In 1971, Stephen Hawking suggested that a mini-black hole from the early universe could be lurking at the center of the sun. His proposal was extended in 1975 by Don Clayton and co-workers who suggested that the force generated by the impact of matter on such a black hole could explain the observed deficiency of neutrinos from the Sun’s electron flavor.
This shortage was known at the time as the solar neutrino problem. formulated by calculations by my early mentor, John Bahcall. Having a second energy source besides nuclear fusion would have naturally reduced the production of solar neutrinos from nuclear reactions and be responsible for the neutrino shortage. Meanwhile, better quantitative data from the Sudbury Neutrino Observatory in Canada, which awarded the 2015 Nobel Prize in Physics to Art McDonald, imply another solution to the solar neutrino problem, in terms of the transformation of neutrino flavors in the sun.
Nevertheless, could the Sun still harbor in its belly a primordial black hole that doesn’t contribute much to its brightness? After all, we know that 85% of the matter in the universe is invisible. Primordial black holes with masses similar to asteroids in the 1 to 100 kilometer range could be responsible for dark matter. If this is the nature of dark matter, is it possible that some stars have a primordial black hole trapped in their bellies? If so, what would their fate be?
It is easier to answer the second question. A black hole captured by a star can change its evolution and internal structure. The insides of stars can be diagnosed by their oscillations, much like using seismic signals to investigate the internal structure of the Earth. The unusual evolution and internal structure of stellar hosts of mini-black holes could be explored in the future.
Given the high speed of dark matter in the Milky Way, the probability that the sun has captured a primordial black hole is one in ten million. Nevertheless, given the hundreds of billions of stars in the Milky Way Galaxy, there could still be tens of thousands of Milky Way stars that have captured a mini-black hole. Due to the smaller characteristic velocity of dark matter in dwarf galaxies, most stars embedded in ultra-faint dwarf galaxies, such as Tucana III and Triangulum II, could have captured a mini-black hole.
After consuming their nuclear fuel, the core of Sun-like stars contracts to form a core white dwarfa metal sphere about the size of the Earth. Because the Earth’s radius is a hundred times smaller than the Sun’s radius, the average mass density of white dwarfs is about a million times greater than that of the Sun. The accretion rate of matter on an embedded mini-black could therefore potentially increase a million times ignite the white dwarf and caused a supernova explosion. Rare explosive transients of a new kind could be searched for in the data pipeline of the Rubin Observatory, which will become operational next year.
The effect of a mini-black hole would be even more dramatic if it were trapped in the core of a massive star with more than eight times the mass of the Sun. Such a core collapses to form a neutron star after the nuclear fuel is consumed. The neutron star’s density is similar to that of an atomic nucleus, a hundred trillion times higher than the average density of the Sun.
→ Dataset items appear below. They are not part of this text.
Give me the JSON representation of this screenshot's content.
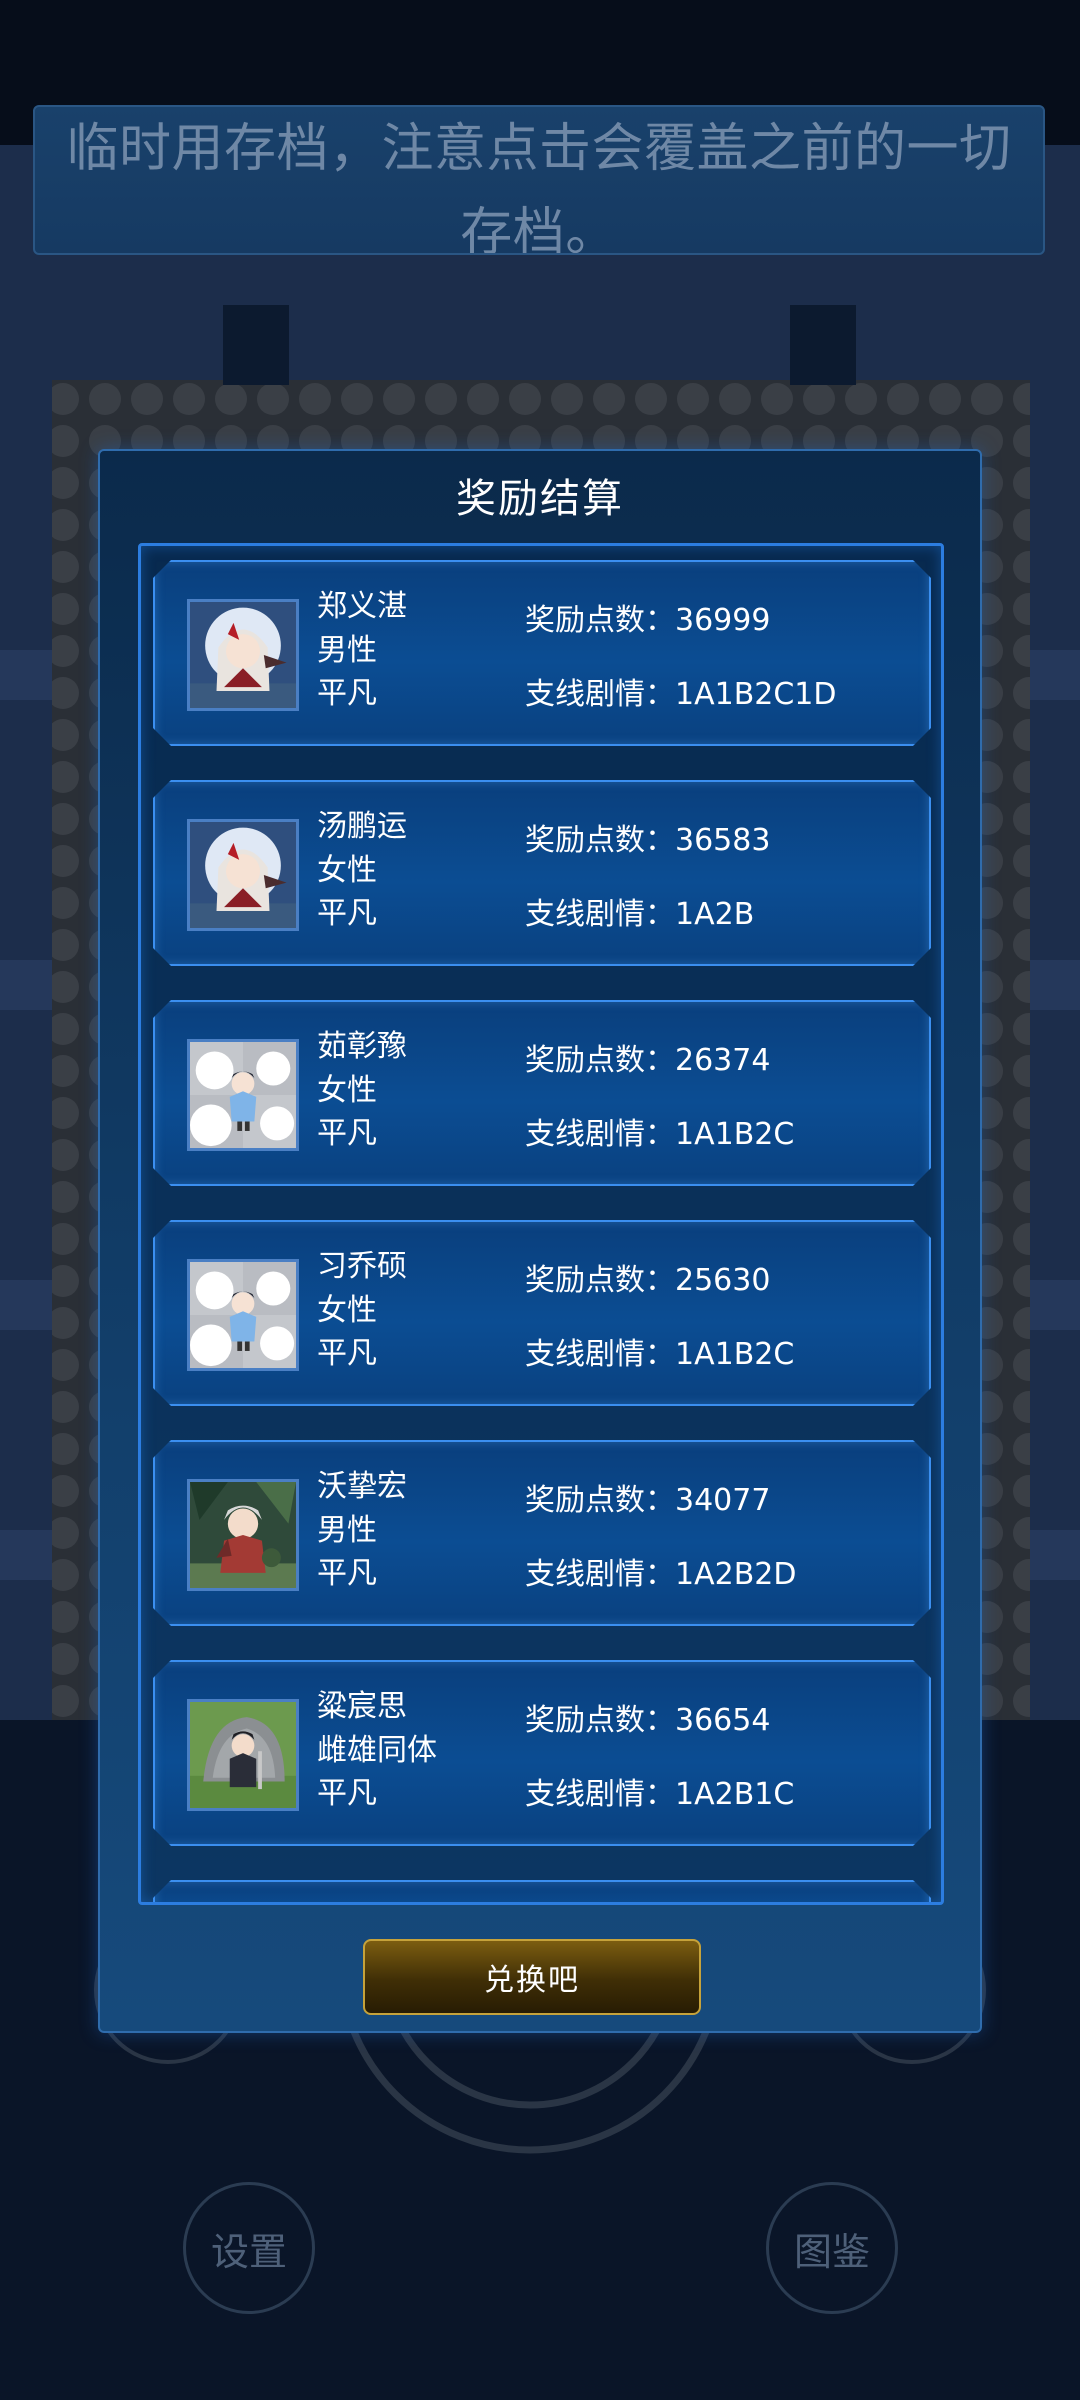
{
  "notice_text": "临时用存档，注意点击会覆盖之前的一切\n存档。",
  "modal": {
    "title": "奖励结算",
    "exchange_label": "兑换吧"
  },
  "labels": {
    "points_prefix": "奖励点数：",
    "story_prefix": "支线剧情："
  },
  "characters": [
    {
      "name": "郑义湛",
      "gender": "男性",
      "talent": "平凡",
      "points": "36999",
      "story": "1A1B2C1D",
      "avatar_icon": "anime-girl-moon-avatar-icon"
    },
    {
      "name": "汤鹏运",
      "gender": "女性",
      "talent": "平凡",
      "points": "36583",
      "story": "1A2B",
      "avatar_icon": "anime-girl-moon-avatar-icon"
    },
    {
      "name": "茹彰豫",
      "gender": "女性",
      "talent": "平凡",
      "points": "26374",
      "story": "1A1B2C",
      "avatar_icon": "chibi-cloud-swordsman-avatar-icon"
    },
    {
      "name": "习乔硕",
      "gender": "女性",
      "talent": "平凡",
      "points": "25630",
      "story": "1A1B2C",
      "avatar_icon": "chibi-cloud-swordsman-avatar-icon"
    },
    {
      "name": "沃挚宏",
      "gender": "男性",
      "talent": "平凡",
      "points": "34077",
      "story": "1A2B2D",
      "avatar_icon": "forest-warrior-avatar-icon"
    },
    {
      "name": "粱宸思",
      "gender": "雌雄同体",
      "talent": "平凡",
      "points": "36654",
      "story": "1A2B1C",
      "avatar_icon": "rock-swordsman-avatar-icon"
    }
  ],
  "bottom_buttons": {
    "settings": "设置",
    "codex": "图鉴"
  },
  "colors": {
    "accent_blue": "#3b8ff0",
    "button_gold": "#c6a23a"
  }
}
In that case the rapid growth of matter could run the neutron star in a black hole, as I pointed out in 2014 paper with my former postdoc, Paolo Pani, who is currently a professor in Italy.
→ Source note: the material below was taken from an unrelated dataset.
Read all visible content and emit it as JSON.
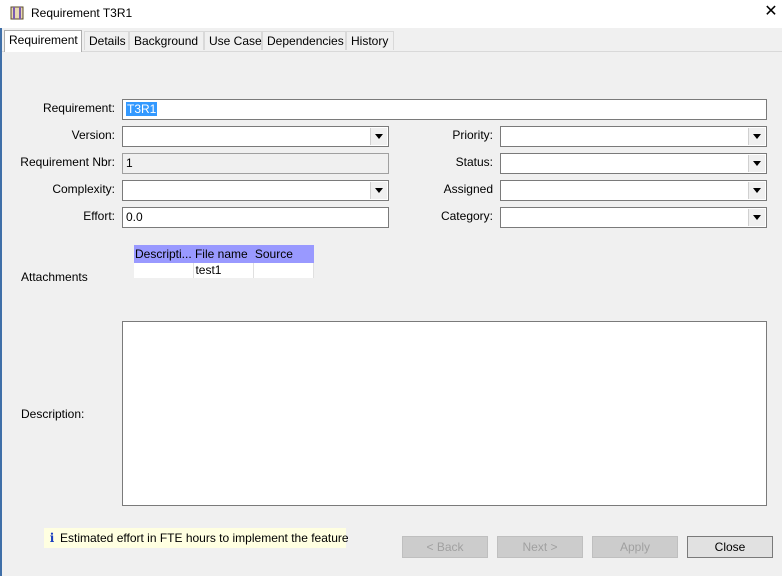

Under these conditions, the original black house can be thought of as a seed that grows to consume its host star and transform it into a stellar mass black hole. This channel could lead to black holes with the mass of a neutron star, an outcome not expected under normal astrophysical evolution.
Currently, the LIGO-Virgo-KAGRA observatory identifies compact objects as neutron stars or black holes based on their masses, identified by their gravitational wave signal. The existence of a neutron star channel to a black hole would cause confusion in this identification scheme and result in events where compact objects of neutron star mass are detected in gravitational waves but do not release electromagnetic radiation due to the absence of matter.
As I recently said in one paperjust accepted for publication in The Astrophysical Journal Letters, the growth of asteroid-mass mini-black holes is suppressed by quantum mechanics. This is because the size of their event horizon is smaller than the size of atoms.
If primordial black holes form dark matter, the nearest black hole would be in the solar system. Having a black hole close to home opens up the possibility of studying quantum gravity experimentally. A black hole with an event horizon the size of a proton would spontaneously radiate according to Hawking’s 1974 papera power of 1 gigawatt, usually in gamma photons with an energy of one hundred times the rest mass of the electron.
If we ever witness a black hole the mass of an asteroid in the solar system, it could be used as a testing ground for quantum gravity experiments at the subatomic scale. Understanding this will allow us to develop a predictive theory that unites quantum mechanics and gravity. Having such a theory would in turn inform us about what might have led to the Big Bang. And knowing that brings us closer to appreciating our cosmic roots.